While there are initiatives to align requirements and submissions across markets, such as the European Network for Health Technology Assessment (EUnetHTA17) and the Beneluxa Initiative18, these have not gained traction as an alternative route to reimbursement. This is likely because they have not significantly reduced either the work required to develop a submission or the length of the reimbursement timeline, and they have yet to scale up to the volume of appraisals handled by individual markets.
Key takeaways:
- Market access is becoming increasingly expensive and complex – especially as it is now more common for HTA agencies to charge a fee for their assessment or advice
Suggested actions:
- Plan ahead to get an understanding of market requirements early in the process by engaging with local affiliates and/or seeking early scientific advice from reimbursement bodies
- Conduct landscaping to map out reimbursement needs and timelines in advance; the value proposition and market access plan should take these into account. Planning ahead is almost always easier and more cost efficient than retrofitting existing evidence for reimbursement needs
- Carefully consider the base case for global materials. Assign the base case for global materials based on the priority markets for launch and the level of analysis required by HTA agencies and payers in these areas, rather than using the company ‘default’ base case
- Consider developing regional (rather than global) core materials, grouped by markets with similar processes (such as Europe, Canada and Australia) with a separate dossier and model for the US
Shift away from simple discounting to innovative payment models
The advent of precision and ‘curative’ technologies, such as cell and gene therapies, has brought with it a wave of high-cost treatments that do not fit within traditional payment models, as the upfront cost – and therefore budget impact – is prohibitive to payers. Combination therapies are also an issue; the value of the products used in a combination therapy is not necessarily an additive function of the individual treatments, making it difficult to assign a ‘fair’ price. This can be further complicated by competition legislation in cases where the component therapies have different market authorization holders. Thus, novel payment mechanisms have been developed to deal with such complex cases and allow technologies to be reimbursed.
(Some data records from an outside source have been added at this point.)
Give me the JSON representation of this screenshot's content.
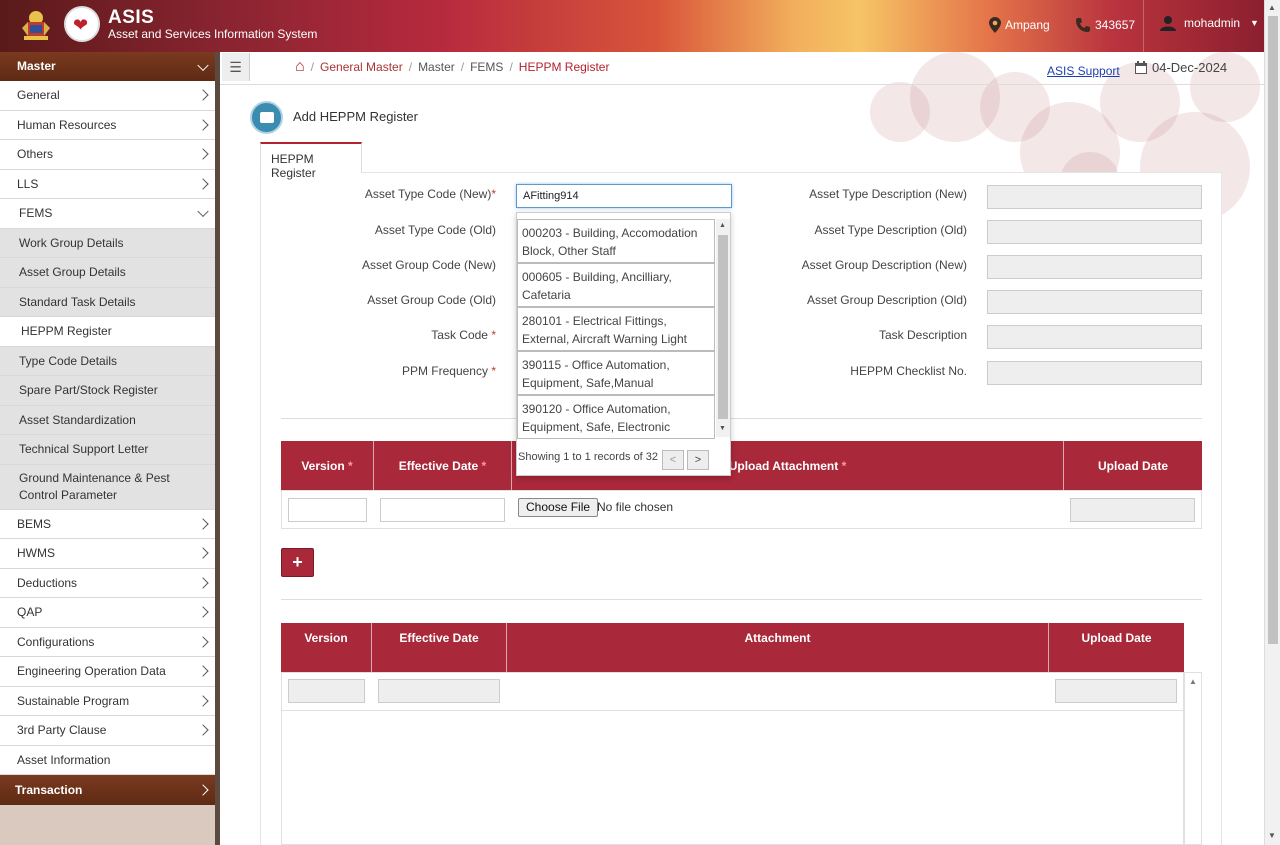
{
  "header": {
    "brand_title": "ASIS",
    "brand_subtitle": "Asset and Services Information System",
    "location": "Ampang",
    "phone": "343657",
    "user": "mohadmin"
  },
  "sidebar": {
    "section_master": "Master",
    "items": [
      {
        "label": "General"
      },
      {
        "label": "Human Resources"
      },
      {
        "label": "Others"
      },
      {
        "label": "LLS"
      },
      {
        "label": "FEMS"
      }
    ],
    "fems_sub": [
      {
        "label": "Work Group Details"
      },
      {
        "label": "Asset Group Details"
      },
      {
        "label": "Standard Task Details"
      },
      {
        "label": "HEPPM Register"
      },
      {
        "label": "Type Code Details"
      },
      {
        "label": "Spare Part/Stock Register"
      },
      {
        "label": "Asset Standardization"
      },
      {
        "label": "Technical Support Letter"
      },
      {
        "label": "Ground Maintenance & Pest Control Parameter"
      }
    ],
    "items_after": [
      {
        "label": "BEMS"
      },
      {
        "label": "HWMS"
      },
      {
        "label": "Deductions"
      },
      {
        "label": "QAP"
      },
      {
        "label": "Configurations"
      },
      {
        "label": "Engineering Operation Data"
      },
      {
        "label": "Sustainable Program"
      },
      {
        "label": "3rd Party Clause"
      },
      {
        "label": "Asset Information"
      }
    ],
    "section_transaction": "Transaction"
  },
  "breadcrumb": [
    "General Master",
    "Master",
    "FEMS",
    "HEPPM Register"
  ],
  "support_link": "ASIS Support",
  "date": "04-Dec-2024",
  "page_title": "Add HEPPM Register",
  "tab_label": "HEPPM Register",
  "form": {
    "asset_type_code_new_label": "Asset Type Code (New)",
    "asset_type_code_new_value": "AFitting914",
    "asset_type_code_old_label": "Asset Type Code (Old)",
    "asset_group_code_new_label": "Asset Group Code (New)",
    "asset_group_code_old_label": "Asset Group Code (Old)",
    "task_code_label": "Task Code",
    "ppm_frequency_label": "PPM Frequency",
    "asset_type_desc_new_label": "Asset Type Description (New)",
    "asset_type_desc_old_label": "Asset Type Description (Old)",
    "asset_group_desc_new_label": "Asset Group Description (New)",
    "asset_group_desc_old_label": "Asset Group Description (Old)",
    "task_desc_label": "Task Description",
    "checklist_label": "HEPPM Checklist No."
  },
  "dropdown": {
    "options": [
      "000203 - Building, Accomodation Block, Other Staff",
      "000605 - Building, Ancilliary, Cafetaria",
      "280101 - Electrical Fittings, External, Aircraft Warning Light",
      "390115 - Office Automation, Equipment, Safe,Manual",
      "390120 - Office Automation, Equipment, Safe, Electronic"
    ],
    "footer": "Showing 1 to 1 records of 32",
    "prev": "<",
    "next": ">"
  },
  "table1": {
    "headers": [
      "Version",
      "Effective Date",
      "Upload Attachment",
      "Upload Date"
    ],
    "file_button": "Choose File",
    "file_text": "No file chosen"
  },
  "add_button": "+",
  "table2": {
    "headers": [
      "Version",
      "Effective Date",
      "Attachment",
      "Upload Date"
    ]
  },
  "colors": {
    "accent": "#a9283a",
    "sidebar_section": "#6b3219"
  }
}
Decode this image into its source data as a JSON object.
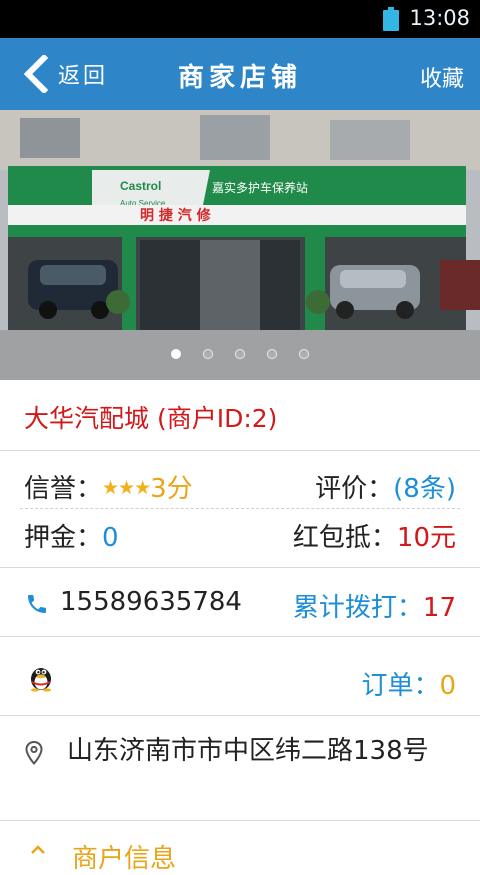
{
  "status_bar": {
    "time": "13:08"
  },
  "app_bar": {
    "back_label": "返回",
    "title": "商家店铺",
    "favorite_label": "收藏"
  },
  "banner": {
    "page_count": 5,
    "active_index": 0,
    "sign_text": "嘉实多护车保养站",
    "sign_brand": "Castrol",
    "sign_sub": "Auto Service",
    "shop_sign": "明 捷 汽 修"
  },
  "store": {
    "name": "大华汽配城 (商户ID:2)",
    "credit_label": "信誉：",
    "credit_stars": "★★★",
    "credit_score": "3分",
    "rating_label": "评价：",
    "rating_count": "(8条)",
    "deposit_label": "押金：",
    "deposit_value": "0",
    "redpacket_label": "红包抵：",
    "redpacket_value": "10元",
    "phone": "15589635784",
    "calls_label": "累计拨打：",
    "calls_value": "17",
    "orders_label": "订单：",
    "orders_value": "0",
    "address": "山东济南市市中区纬二路138号",
    "section_title": "商户信息"
  },
  "colors": {
    "appbar": "#2e86c8",
    "accent_blue": "#1e8ed8",
    "red": "#d21818",
    "orange": "#e9a519"
  }
}
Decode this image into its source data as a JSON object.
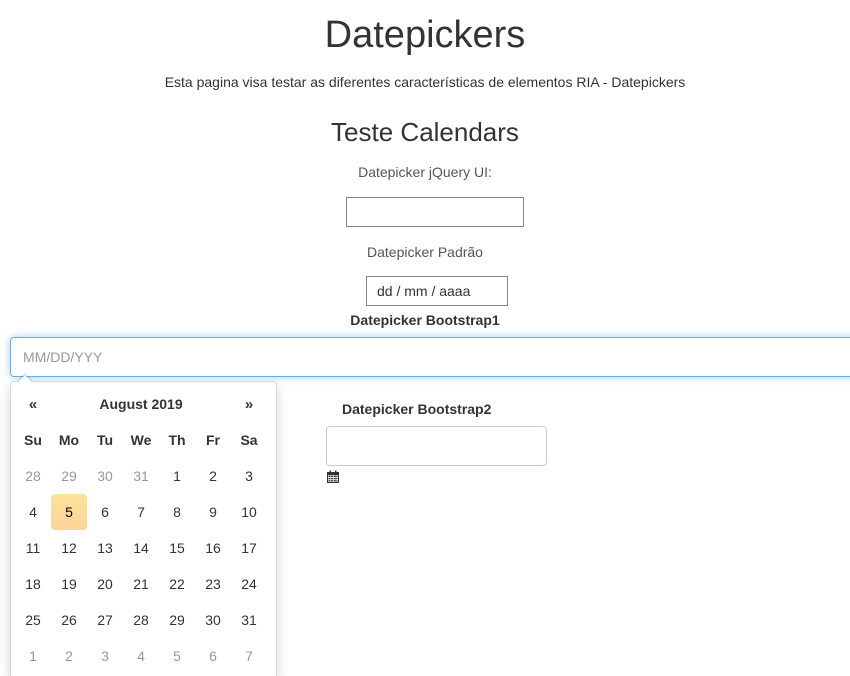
{
  "header": {
    "title": "Datepickers",
    "description": "Esta pagina visa testar as diferentes características de elementos RIA - Datepickers"
  },
  "section": {
    "title": "Teste Calendars"
  },
  "jquery_ui": {
    "label": "Datepicker jQuery UI:",
    "value": ""
  },
  "padrao": {
    "label": "Datepicker Padrão",
    "placeholder": "dd / mm / aaaa"
  },
  "bootstrap1": {
    "label": "Datepicker Bootstrap1",
    "placeholder": "MM/DD/YYY"
  },
  "calendar": {
    "prev": "«",
    "next": "»",
    "month_label": "August 2019",
    "weekdays": [
      "Su",
      "Mo",
      "Tu",
      "We",
      "Th",
      "Fr",
      "Sa"
    ],
    "weeks": [
      [
        {
          "d": "28",
          "m": true
        },
        {
          "d": "29",
          "m": true
        },
        {
          "d": "30",
          "m": true
        },
        {
          "d": "31",
          "m": true
        },
        {
          "d": "1"
        },
        {
          "d": "2"
        },
        {
          "d": "3"
        }
      ],
      [
        {
          "d": "4"
        },
        {
          "d": "5",
          "t": true
        },
        {
          "d": "6"
        },
        {
          "d": "7"
        },
        {
          "d": "8"
        },
        {
          "d": "9"
        },
        {
          "d": "10"
        }
      ],
      [
        {
          "d": "11"
        },
        {
          "d": "12"
        },
        {
          "d": "13"
        },
        {
          "d": "14"
        },
        {
          "d": "15"
        },
        {
          "d": "16"
        },
        {
          "d": "17"
        }
      ],
      [
        {
          "d": "18"
        },
        {
          "d": "19"
        },
        {
          "d": "20"
        },
        {
          "d": "21"
        },
        {
          "d": "22"
        },
        {
          "d": "23"
        },
        {
          "d": "24"
        }
      ],
      [
        {
          "d": "25"
        },
        {
          "d": "26"
        },
        {
          "d": "27"
        },
        {
          "d": "28"
        },
        {
          "d": "29"
        },
        {
          "d": "30"
        },
        {
          "d": "31"
        }
      ],
      [
        {
          "d": "1",
          "m": true
        },
        {
          "d": "2",
          "m": true
        },
        {
          "d": "3",
          "m": true
        },
        {
          "d": "4",
          "m": true
        },
        {
          "d": "5",
          "m": true
        },
        {
          "d": "6",
          "m": true
        },
        {
          "d": "7",
          "m": true
        }
      ]
    ],
    "today_color": "#fdd49a"
  },
  "bootstrap2": {
    "label": "Datepicker Bootstrap2",
    "value": "",
    "icon": "calendar-icon"
  },
  "colors": {
    "focus_border": "#66afe9",
    "muted_day": "#999999",
    "text": "#333333"
  }
}
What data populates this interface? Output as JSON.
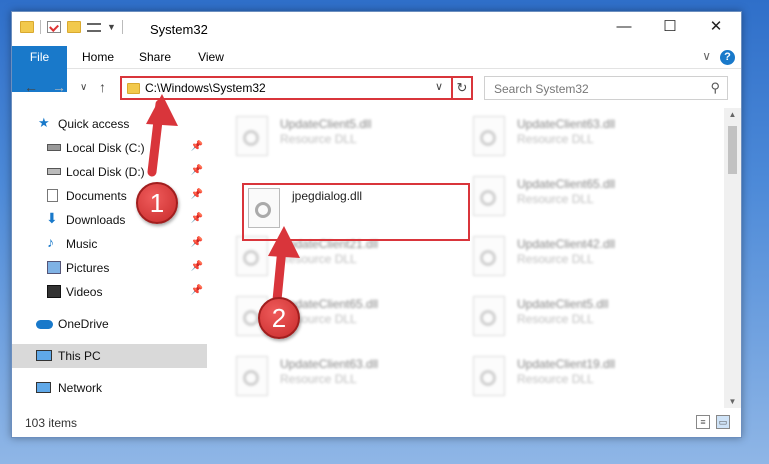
{
  "window": {
    "title": "System32",
    "controls": {
      "minimize": "—",
      "maximize": "☐",
      "close": "✕"
    }
  },
  "ribbon": {
    "tabs": [
      "File",
      "Home",
      "Share",
      "View"
    ],
    "expand": "∨",
    "help": "?"
  },
  "nav": {
    "back": "←",
    "forward": "→",
    "recent": "∨",
    "up": "↑",
    "address": "C:\\Windows\\System32",
    "address_dropdown": "∨",
    "refresh": "↻",
    "search_placeholder": "Search System32",
    "search_icon": "⚲"
  },
  "sidebar": {
    "items": [
      {
        "label": "Quick access",
        "icon": "star-icon",
        "pinned": false
      },
      {
        "label": "Local Disk (C:)",
        "icon": "drive-icon",
        "pinned": true
      },
      {
        "label": "Local Disk (D:)",
        "icon": "drive-icon",
        "pinned": true
      },
      {
        "label": "Documents",
        "icon": "documents-icon",
        "pinned": true
      },
      {
        "label": "Downloads",
        "icon": "download-icon",
        "pinned": true
      },
      {
        "label": "Music",
        "icon": "music-icon",
        "pinned": true
      },
      {
        "label": "Pictures",
        "icon": "pictures-icon",
        "pinned": true
      },
      {
        "label": "Videos",
        "icon": "videos-icon",
        "pinned": true
      },
      {
        "label": "OneDrive",
        "icon": "cloud-icon",
        "pinned": false
      },
      {
        "label": "This PC",
        "icon": "computer-icon",
        "pinned": false,
        "selected": true
      },
      {
        "label": "Network",
        "icon": "network-icon",
        "pinned": false
      }
    ],
    "pin_glyph": "📌"
  },
  "files": {
    "type_label": "Resource DLL",
    "left_column": [
      "UpdateClient5.dll",
      "jpegdialog.dll",
      "UpdateClient21.dll",
      "UpdateClient65.dll",
      "UpdateClient63.dll"
    ],
    "right_column": [
      "UpdateClient63.dll",
      "UpdateClient65.dll",
      "UpdateClient42.dll",
      "UpdateClient5.dll",
      "UpdateClient19.dll"
    ],
    "highlighted": "jpegdialog.dll"
  },
  "status": {
    "item_count": "103 items"
  },
  "annotations": {
    "step1": "1",
    "step2": "2",
    "accent_color": "#d9353b"
  }
}
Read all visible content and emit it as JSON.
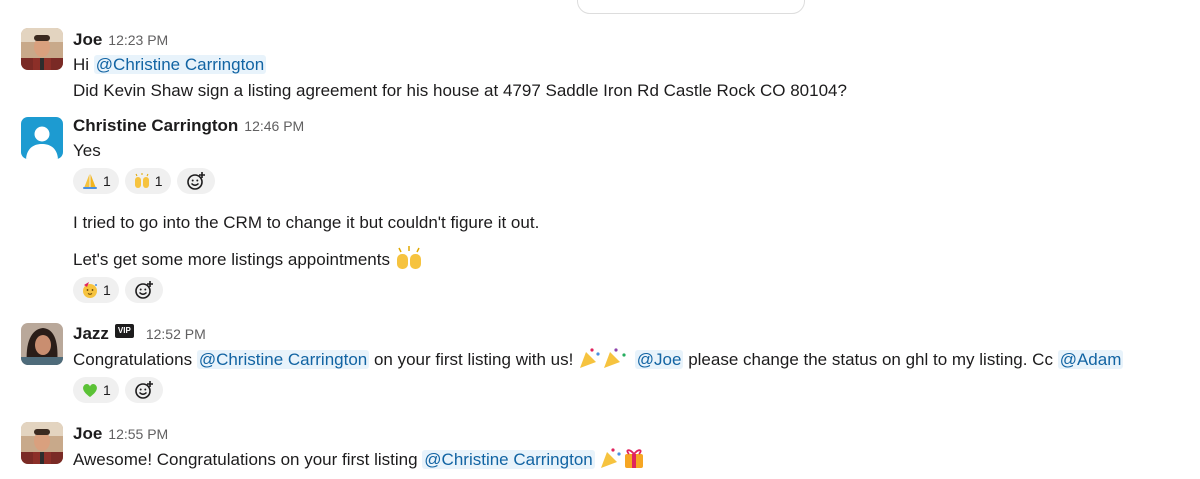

For instance, it can be argued that the use of standard payment models does not lead to the development of products that the market needs, such as antimicrobials. Individual governments are therefore looking for alternatives to incentivize the development in these areas of unmet need, such as the UK’s ‘subscription-style’ model for new antibiotics.19 Meanwhile in the US, payers have reported that manufacturers could facilitate negotiations for performance-based risk-sharing arrangements by providing transparent contract financial risk evaluation and modelling.20
Feedback from early assessment of innovative payment models has indicated varying levels of success and payer acceptability. Criticisms and barriers for adoption include the high administrative burden for more complex mechanisms; the potential for indication bias; the availability of data necessary to implement agreements; and the challenge of making comparative assessments of therapies when pricing agreements are confidential.21, 22
Key takeaways:
- Changes and innovation in payment models mean that later indications or lines of therapy for a product may require different approaches to those used for earlier ones, especially when there is a significant time period between launches
- It may be possible to attain earlier market access for a new therapy through negotiating managed entry agreements. However, this depends on both increased usage of RWE databases and the development of robust methodology for such usage to implement more complex therapies
- The resource and cost burden to develop market access plans and reimbursement dossiers will increase, as markets have different legislation and payer systems
- As payment models are still being developed to meet the needs of manufacturers, payers and the market, there is a gap in the manufacturer’s understanding of the options available and what is needed to achieve payer acceptance
Suggested actions:
- Work collaboratively with payers to increase the likelihood that payment mechanisms are accepted, to understand the possibilities and restrictions for use, and to develop a design that works for all stakeholders
- Develop an innovative pricing roadmap to scope payment mechanisms used in markets of interest and provide frameworks for products and indications under consideration. This roadmap should be updated regularly to accurately reflect payer requirements
- Integrate complex or novel mechanisms into early economic models to fully understand the benefits and risks of the different options
- Explore external tools such as ICER’s Interactive Modeler™ tool11, which allows manufacturers to input data as they become available for price negotiation and run their own analyses using ICER’s model structure
- For managed entry agreements, anticipate the clinical trial or RWE study needed to generate the required evidence for initial assessment, implementation and monitoring of an agreement and any subsequent reassessment
Increasing inclusion of the patient voice in drug development and reimbursement
The COVID-19 crisis coupled with the wave of Black Lives Matter protests over the summer of 2020 highlighted the disproportionate number of deaths from coronavirus in some ethnic groups23 and the lack of diversity in clinical trials.24 Beyond the pandemic, as the number of available cell and gene therapies continues to grow and the biopharma industry increasingly focuses on precision medicines, the individuality of a patient and their treatment is becoming more important.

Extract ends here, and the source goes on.